Detective Tadhg Sullivan’s break away from serious crime comes to an abrupt end when he is pushed into investigating the murder of a retired Christian Brother. A newly elected left wing government fear that the media will hold them personally responsible for what is believed to be a hate crime against the Catholic Church.
Ella Kavanagh, the new Minister for Justice, hopes that placing Sullivan in charge of the investigation will help to distance the government from any mud-slinging by the media. However, no one is prepared for the litany of abuse and corruption stretching back decades, which is about to explode in all of their faces.
Can Sullivan save this fledgling government, or will the sins of the past remain buried, and so doing destroy the future of everyone concerned?
It was a beautiful late spring morning. The sun was starting to burn through the haze. He could hear birds chirping, high up in the trees. They were welcoming the summer, which would turn the leaves green to camouflage their nests. He loved the early morning; it blew away the cobwebs and made him feel fresh and clean. At night, his past would engulf him, filling him with fear and guilt. He hated the dark and always slept with the light on.

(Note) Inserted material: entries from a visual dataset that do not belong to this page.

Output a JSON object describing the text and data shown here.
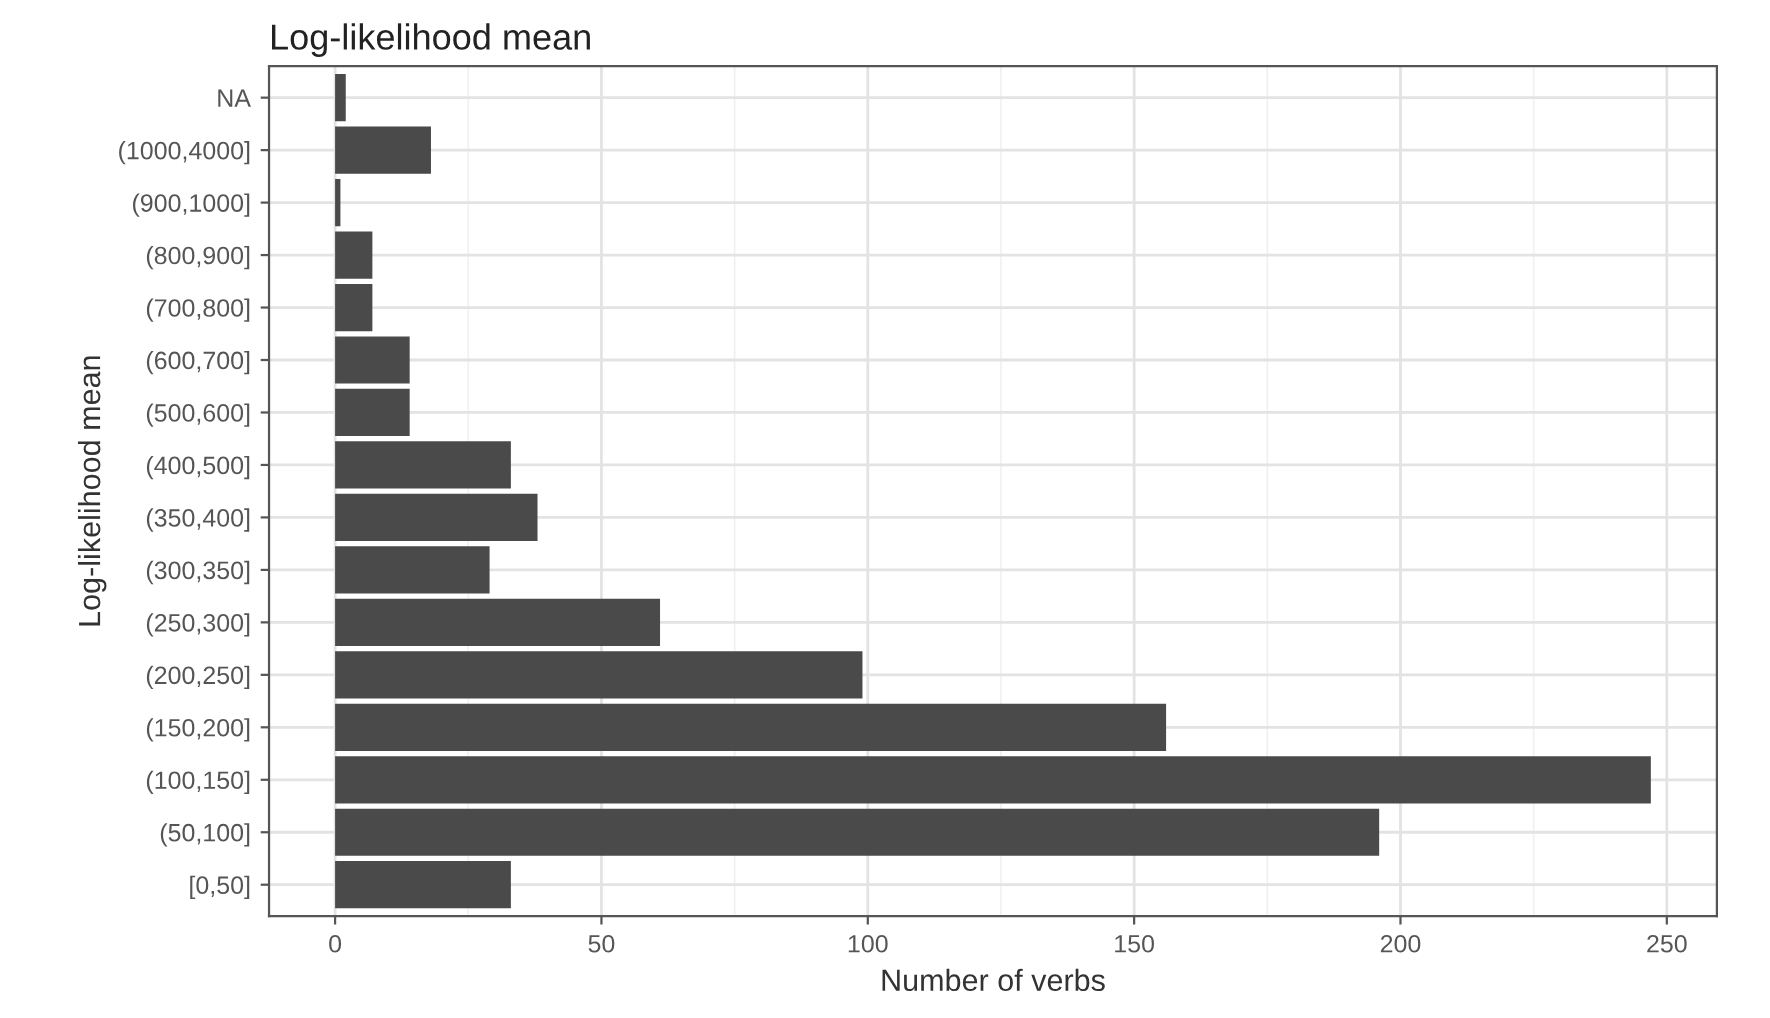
{
  "chart_data": {
    "type": "bar",
    "orientation": "horizontal",
    "title": "Log-likelihood mean",
    "xlabel": "Number of verbs",
    "ylabel": "Log-likelihood mean",
    "categories": [
      "NA",
      "(1000,4000]",
      "(900,1000]",
      "(800,900]",
      "(700,800]",
      "(600,700]",
      "(500,600]",
      "(400,500]",
      "(350,400]",
      "(300,350]",
      "(250,300]",
      "(200,250]",
      "(150,200]",
      "(100,150]",
      "(50,100]",
      "[0,50]"
    ],
    "values": [
      2,
      18,
      1,
      7,
      7,
      14,
      14,
      33,
      38,
      29,
      61,
      99,
      156,
      247,
      196,
      33
    ],
    "color": "#4a4a4a",
    "xlim": [
      -12.4,
      259.4
    ],
    "xticks": [
      0,
      50,
      100,
      150,
      200,
      250
    ],
    "grid": true
  }
}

He took his early morning stroll down to the old barn-style church. The tiny church was only a stone’s throw from the main Parochial House. His leather shoes crunched the gravel path, just as they had done for twenty years, since his retirement. At the time, no one would have imagined him still there. It’s hard to kill a bad thing.

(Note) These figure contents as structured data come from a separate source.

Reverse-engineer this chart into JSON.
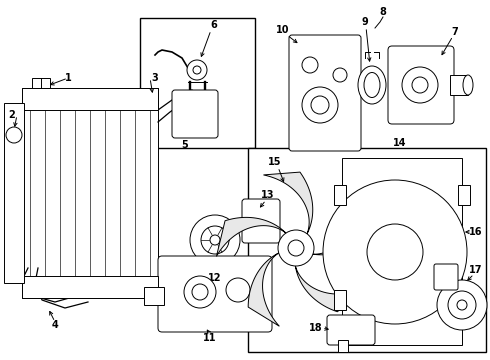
{
  "bg_color": "#ffffff",
  "lc": "#000000",
  "lw": 0.7,
  "figsize": [
    4.9,
    3.6
  ],
  "dpi": 100,
  "xlim": [
    0,
    490
  ],
  "ylim": [
    0,
    360
  ]
}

He was just about to enter the church, when he heard a movement behind him. He hadn’t time to turn and see what it was, because suddenly a hand had clasped him around the mouth. It pulled him backwards; a stinging pain in the side of his neck and then everything went black.
When he came around, it felt as if his body were being torn apart. Taking his head away from his chest he could see that his hands had been nailed to the church door. Unable to scream, due to being gagged, his head dropped back onto his chest and his hands and arms felt like they were on fire. The searing pain pushed him back into unconsciousness as he was grabbed by the hair and his head slammed against the church door. His gag was pulled off and a face from the past appeared before him.

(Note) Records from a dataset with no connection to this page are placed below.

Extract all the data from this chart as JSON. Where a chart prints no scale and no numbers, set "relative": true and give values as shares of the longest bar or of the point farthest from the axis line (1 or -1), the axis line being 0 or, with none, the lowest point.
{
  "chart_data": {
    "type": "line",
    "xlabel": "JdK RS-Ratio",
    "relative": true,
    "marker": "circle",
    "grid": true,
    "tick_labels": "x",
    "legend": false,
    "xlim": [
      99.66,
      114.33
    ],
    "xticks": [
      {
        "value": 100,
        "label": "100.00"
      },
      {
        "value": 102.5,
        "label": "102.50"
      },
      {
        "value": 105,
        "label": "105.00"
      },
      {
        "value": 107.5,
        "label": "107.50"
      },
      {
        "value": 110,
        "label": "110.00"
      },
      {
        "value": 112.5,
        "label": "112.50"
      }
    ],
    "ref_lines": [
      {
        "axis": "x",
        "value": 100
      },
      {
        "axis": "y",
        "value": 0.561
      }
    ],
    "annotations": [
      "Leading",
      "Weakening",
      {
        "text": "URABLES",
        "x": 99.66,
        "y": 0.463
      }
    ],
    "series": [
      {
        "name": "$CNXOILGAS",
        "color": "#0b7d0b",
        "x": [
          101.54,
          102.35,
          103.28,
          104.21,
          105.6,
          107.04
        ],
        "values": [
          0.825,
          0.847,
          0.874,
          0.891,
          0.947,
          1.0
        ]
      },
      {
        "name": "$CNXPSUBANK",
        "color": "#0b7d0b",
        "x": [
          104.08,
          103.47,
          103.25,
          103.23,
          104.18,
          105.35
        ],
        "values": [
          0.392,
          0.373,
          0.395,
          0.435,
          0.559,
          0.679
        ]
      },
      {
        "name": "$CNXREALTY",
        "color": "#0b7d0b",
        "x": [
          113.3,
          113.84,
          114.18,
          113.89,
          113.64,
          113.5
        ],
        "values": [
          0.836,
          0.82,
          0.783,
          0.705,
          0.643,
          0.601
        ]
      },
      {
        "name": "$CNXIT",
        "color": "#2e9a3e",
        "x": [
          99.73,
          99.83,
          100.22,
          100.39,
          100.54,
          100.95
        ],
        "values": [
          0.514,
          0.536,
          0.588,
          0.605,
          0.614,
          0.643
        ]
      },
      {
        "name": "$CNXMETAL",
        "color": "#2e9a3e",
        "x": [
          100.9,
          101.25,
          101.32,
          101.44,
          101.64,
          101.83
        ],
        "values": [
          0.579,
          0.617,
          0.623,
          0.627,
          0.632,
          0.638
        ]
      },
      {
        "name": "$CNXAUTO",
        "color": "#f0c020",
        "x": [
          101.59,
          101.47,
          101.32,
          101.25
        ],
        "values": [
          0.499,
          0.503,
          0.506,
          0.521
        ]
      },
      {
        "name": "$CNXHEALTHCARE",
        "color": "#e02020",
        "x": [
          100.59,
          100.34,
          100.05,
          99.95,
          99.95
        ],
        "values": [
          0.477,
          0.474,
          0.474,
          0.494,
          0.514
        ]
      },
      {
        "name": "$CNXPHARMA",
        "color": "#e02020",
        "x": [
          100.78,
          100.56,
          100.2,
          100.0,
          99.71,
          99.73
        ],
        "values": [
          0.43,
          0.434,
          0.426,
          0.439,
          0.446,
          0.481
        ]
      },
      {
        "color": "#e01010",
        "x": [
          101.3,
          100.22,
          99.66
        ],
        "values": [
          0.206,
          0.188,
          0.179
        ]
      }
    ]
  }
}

“Remember me, sir?” was all that came out of the grinning demonic mouth as his tormenter began to speak.
“What do you want?” the old man answered back, but they were the last words he spoke before he felt a piercing pain in his side and the smiling face welcomed him to hell.
Meet the author
Daithi Kavanagh lives in Trinity, County Wexford with his wife and two teenage children.
He has worked for several years as a musician.
In the last couple of years, after taking up adult education, he began writing.